Not only did sacrificial victims include war captives and royalty, on certain occasions children, lower status and noble women, slaves, young men with no flaws, and priests were used, depending on the particular ceremony.7 While becoming or sacrificing a victim had its perks, consisting chiefly of the equivalent of martyrdom and indulgences or atonement, there were also those who did not choose to die, who were prisoners of war, often captured solely for the purpose of sacrifice. Ending your life as a victim, then, could have been a boon, or a curse, depending on where you stood in society. Like many other aspects of Aztec culture, your social standing had a major impact on how your life appeared to the gods, even if the actions themselves were identical.
1 Ingram, John M. “Human Sacrifice at Tenochtitlan.” Comparative Studies in Society and History, Vol. 26, No. 3 (Jul., 1984), pp.379-400.

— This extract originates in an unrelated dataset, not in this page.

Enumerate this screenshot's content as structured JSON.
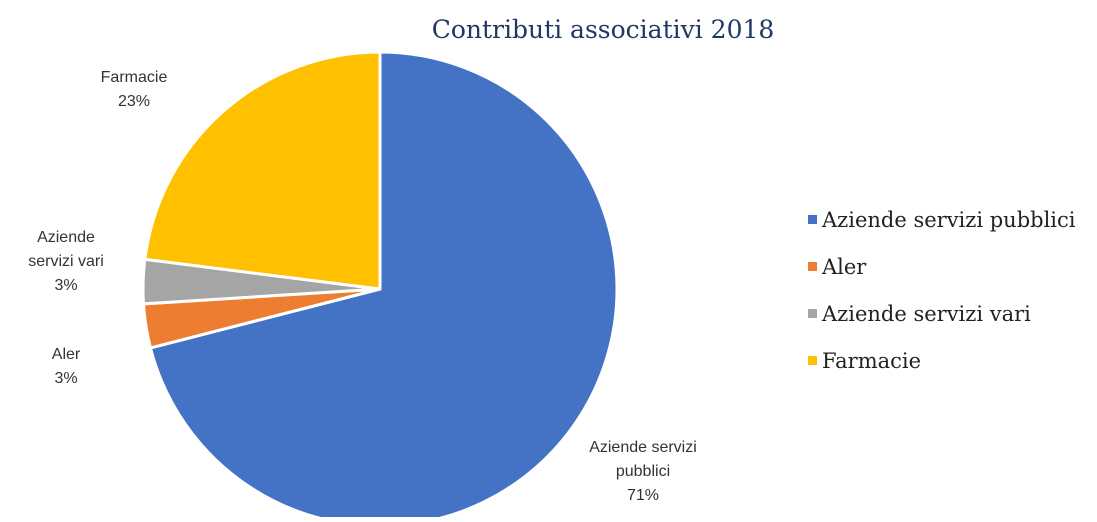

2 The Mystery of Aztec Sacrifice. (2000). Wilson Quarterly, 24(4), 110.
3 Ingram, John M. “Human Sacrifice at Tenochtitlan.” Comparative Studies in Society and History, Vol. 26, No. 3 (Jul., 1984), pp.379-400.
4 Susan Toby Evans, Ancient Mexico and Central America. page 453
6 Hicks, Frederic. “Flowery War.” Aztec History, 1979.
7 Gracida, Dr. A. Rojas Martinez, and Dr. L.N.K. Van Broekhoven. Aztec Human Sacrifice and Museum Exhibitions. Thesis. Leiden University, 2012. Leiden: Leiden University, 2012. Print.